The picture appears to show the police leading away a suspect. It could be that nothing is further from the truth. If you are convicted of one of the many offences that carries the death penalty in China then expect no mercy.
Welcome to the high tech ‘death van’. The number of executions is expected to rise to a staggering 10,000 people this year (not an impossible figure given that at least 68 crimes – including tax evasion and fraud – are punishable by death in China).
Developed by Jinguan Auto, which also makes bullet-proof limousines for the new rich in this vast country of 1.3 billion people, the vans appear unremarkable.
They cost £60,000, can reach top speeds of 80mph and look like a police vehicle on patrol. Inside, however, the ‘death vans’ look more like operating theatres.
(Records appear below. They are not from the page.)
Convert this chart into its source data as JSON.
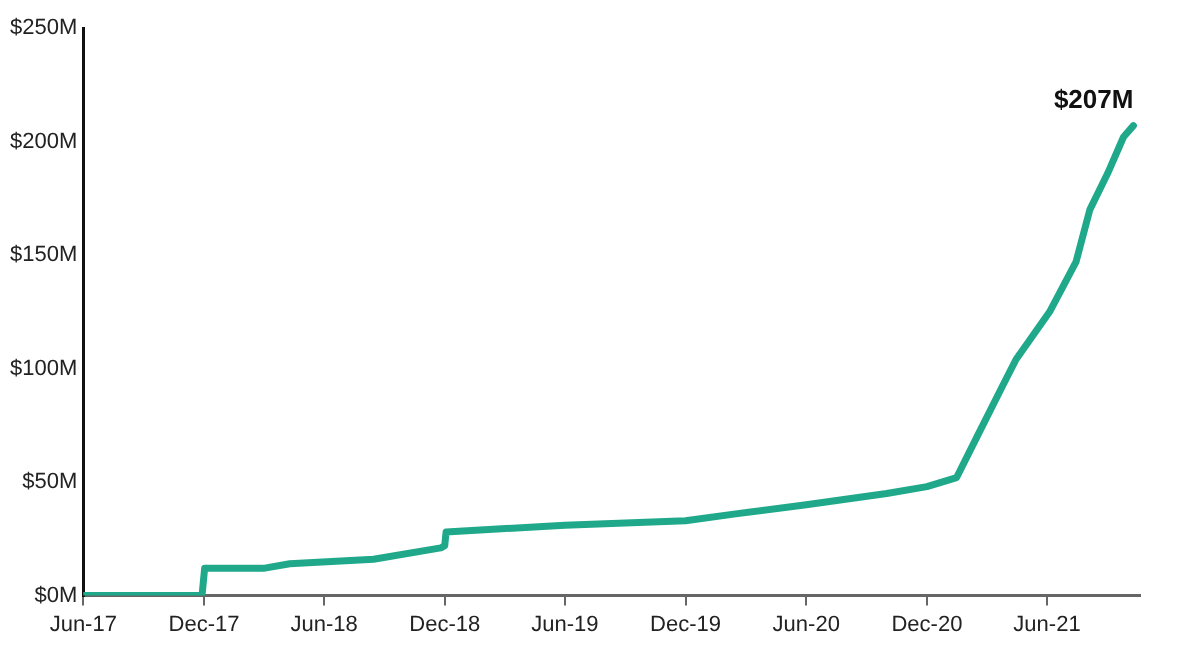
{
  "chart_data": {
    "type": "line",
    "x": [
      "2017-06-01",
      "2017-11-28",
      "2017-12-02",
      "2018-03-01",
      "2018-04-10",
      "2018-08-15",
      "2018-11-25",
      "2018-12-01",
      "2018-12-03",
      "2019-06-01",
      "2019-12-01",
      "2020-02-15",
      "2020-06-01",
      "2020-10-01",
      "2020-12-01",
      "2021-01-15",
      "2021-02-15",
      "2021-03-25",
      "2021-04-15",
      "2021-06-05",
      "2021-07-15",
      "2021-08-05",
      "2021-09-01",
      "2021-09-25",
      "2021-10-10"
    ],
    "series": [
      {
        "color": "#1fa98a",
        "values": [
          0,
          0,
          12,
          12,
          14,
          16,
          21,
          22,
          28,
          31,
          33,
          36,
          40,
          45,
          48,
          52,
          70,
          92,
          104,
          125,
          147,
          170,
          186,
          202,
          207
        ]
      }
    ],
    "xlim": [
      "2017-06-01",
      "2021-10-20"
    ],
    "xticks": [
      {
        "value": "2017-06-01",
        "label": "Jun-17"
      },
      {
        "value": "2017-12-01",
        "label": "Dec-17"
      },
      {
        "value": "2018-06-01",
        "label": "Jun-18"
      },
      {
        "value": "2018-12-01",
        "label": "Dec-18"
      },
      {
        "value": "2019-06-01",
        "label": "Jun-19"
      },
      {
        "value": "2019-12-01",
        "label": "Dec-19"
      },
      {
        "value": "2020-06-01",
        "label": "Jun-20"
      },
      {
        "value": "2020-12-01",
        "label": "Dec-20"
      },
      {
        "value": "2021-06-01",
        "label": "Jun-21"
      }
    ],
    "ylim": [
      0,
      250
    ],
    "yticks": [
      {
        "value": 0,
        "label": "$0M"
      },
      {
        "value": 50,
        "label": "$50M"
      },
      {
        "value": 100,
        "label": "$100M"
      },
      {
        "value": 150,
        "label": "$150M"
      },
      {
        "value": 200,
        "label": "$200M"
      },
      {
        "value": 250,
        "label": "$250M"
      }
    ],
    "annotations": [
      {
        "text": "$207M",
        "x": "2021-10-10",
        "y": 207
      }
    ],
    "grid": false,
    "legend": false,
    "marker": "none",
    "line_style": "solid"
  }
}
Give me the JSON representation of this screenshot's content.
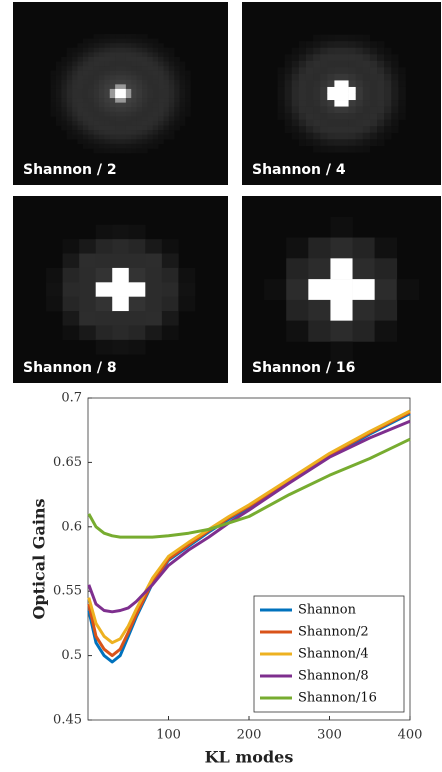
{
  "panels": [
    {
      "label": "Shannon / 2"
    },
    {
      "label": "Shannon / 4"
    },
    {
      "label": "Shannon / 8"
    },
    {
      "label": "Shannon / 16"
    }
  ],
  "chart_data": {
    "type": "line",
    "xlabel": "KL modes",
    "ylabel": "Optical Gains",
    "x": [
      1,
      10,
      20,
      30,
      40,
      50,
      60,
      80,
      100,
      125,
      150,
      175,
      200,
      250,
      300,
      350,
      400
    ],
    "series": [
      {
        "name": "Shannon",
        "color": "#0072bd",
        "values": [
          0.535,
          0.51,
          0.5,
          0.495,
          0.5,
          0.515,
          0.53,
          0.556,
          0.574,
          0.585,
          0.596,
          0.606,
          0.615,
          0.635,
          0.655,
          0.672,
          0.688
        ]
      },
      {
        "name": "Shannon/2",
        "color": "#d95319",
        "values": [
          0.54,
          0.515,
          0.505,
          0.5,
          0.505,
          0.518,
          0.532,
          0.557,
          0.575,
          0.586,
          0.597,
          0.607,
          0.616,
          0.636,
          0.656,
          0.673,
          0.689
        ]
      },
      {
        "name": "Shannon/4",
        "color": "#edb120",
        "values": [
          0.545,
          0.525,
          0.515,
          0.51,
          0.513,
          0.523,
          0.536,
          0.56,
          0.577,
          0.588,
          0.598,
          0.608,
          0.617,
          0.637,
          0.657,
          0.674,
          0.69
        ]
      },
      {
        "name": "Shannon/8",
        "color": "#7e2f8e",
        "values": [
          0.555,
          0.54,
          0.535,
          0.534,
          0.535,
          0.537,
          0.542,
          0.555,
          0.57,
          0.582,
          0.592,
          0.603,
          0.613,
          0.634,
          0.654,
          0.669,
          0.682
        ]
      },
      {
        "name": "Shannon/16",
        "color": "#77ac30",
        "values": [
          0.61,
          0.6,
          0.595,
          0.593,
          0.592,
          0.592,
          0.592,
          0.592,
          0.593,
          0.595,
          0.598,
          0.603,
          0.608,
          0.625,
          0.64,
          0.653,
          0.668
        ]
      }
    ],
    "xlim": [
      0,
      400
    ],
    "ylim": [
      0.45,
      0.7
    ],
    "xticks": [
      100,
      200,
      300,
      400
    ],
    "yticks": [
      0.45,
      0.5,
      0.55,
      0.6,
      0.65,
      0.7
    ],
    "legend": "lower right"
  }
}
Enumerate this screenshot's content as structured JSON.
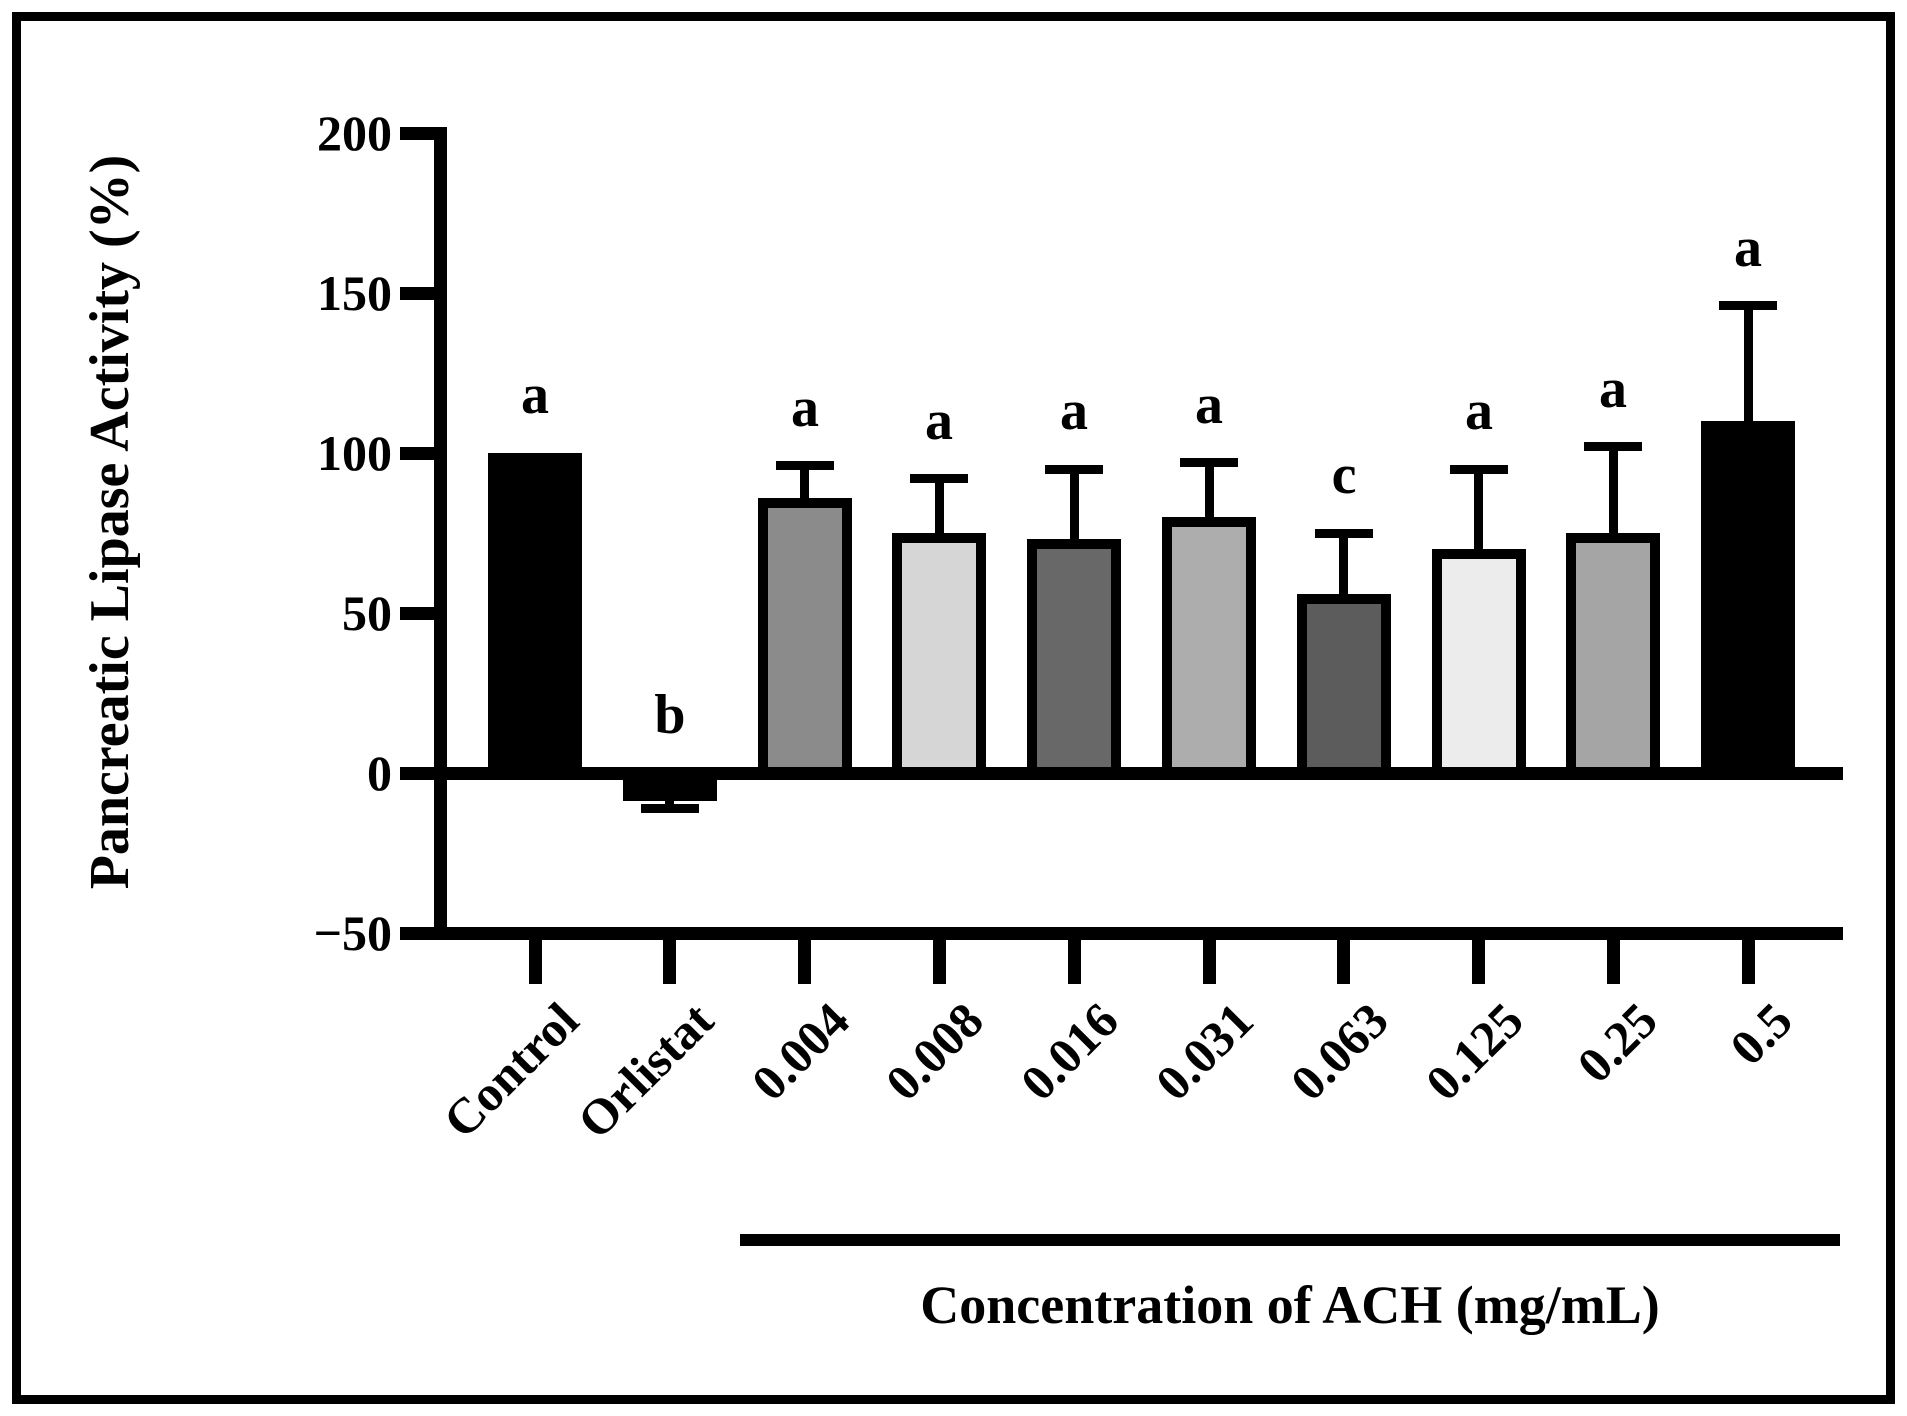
{
  "figure": {
    "y_axis_title": "Pancreatic Lipase Activity (%)",
    "group_axis_label": "Concentration of ACH (mg/mL)"
  },
  "chart_data": {
    "type": "bar",
    "title": "",
    "ylabel": "Pancreatic Lipase Activity (%)",
    "xlabel": "",
    "group_label": "Concentration of ACH (mg/mL)",
    "ylim": [
      -50,
      200
    ],
    "yticks": [
      -50,
      0,
      50,
      100,
      150,
      200
    ],
    "ytick_labels": [
      "−50",
      "0",
      "50",
      "100",
      "150",
      "200"
    ],
    "grid": false,
    "legend": false,
    "categories": [
      "Control",
      "Orlistat",
      "0.004",
      "0.008",
      "0.016",
      "0.031",
      "0.063",
      "0.125",
      "0.25",
      "0.5"
    ],
    "values": [
      100,
      -5,
      86,
      75,
      73,
      80,
      56,
      70,
      75,
      110
    ],
    "errors_sd": [
      0,
      6,
      10,
      17,
      22,
      17,
      19,
      25,
      27,
      36
    ],
    "sig_letters": [
      "a",
      "b",
      "a",
      "a",
      "a",
      "a",
      "c",
      "a",
      "a",
      "a"
    ],
    "bar_colors": [
      "#000000",
      "#000000",
      "#8b8b8b",
      "#d6d6d6",
      "#686868",
      "#adadad",
      "#5c5c5c",
      "#ececec",
      "#a5a5a5",
      "#000000"
    ],
    "bar_outline_color": "#000000",
    "group_span_categories": [
      "0.004",
      "0.5"
    ]
  }
}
Executions are monitored by video to ensure they comply with strict rules, making it possible to describe precisely how Jiang Yong will die. After being sedated at the local prison, he will be loaded into the van and strapped to an electric-powered stretcher.
This then glides automatically towards the centre of the van, where doctors will administer three drugs: sodium thiopental to cause unconsciousness; pancuronium bromide to stop breathing and, finally, potassium chloride to stop the heart.
Death is reputed to be quick and painless – not that there is anyone to testify to this. The idea for such a ‘modern’ scheme is rooted in one of the darkest episodes in human history.
There is a simple message. Don’t commit serious crime in China.
I don’t know how this was kept quiet in the run up to the Olympic games last year.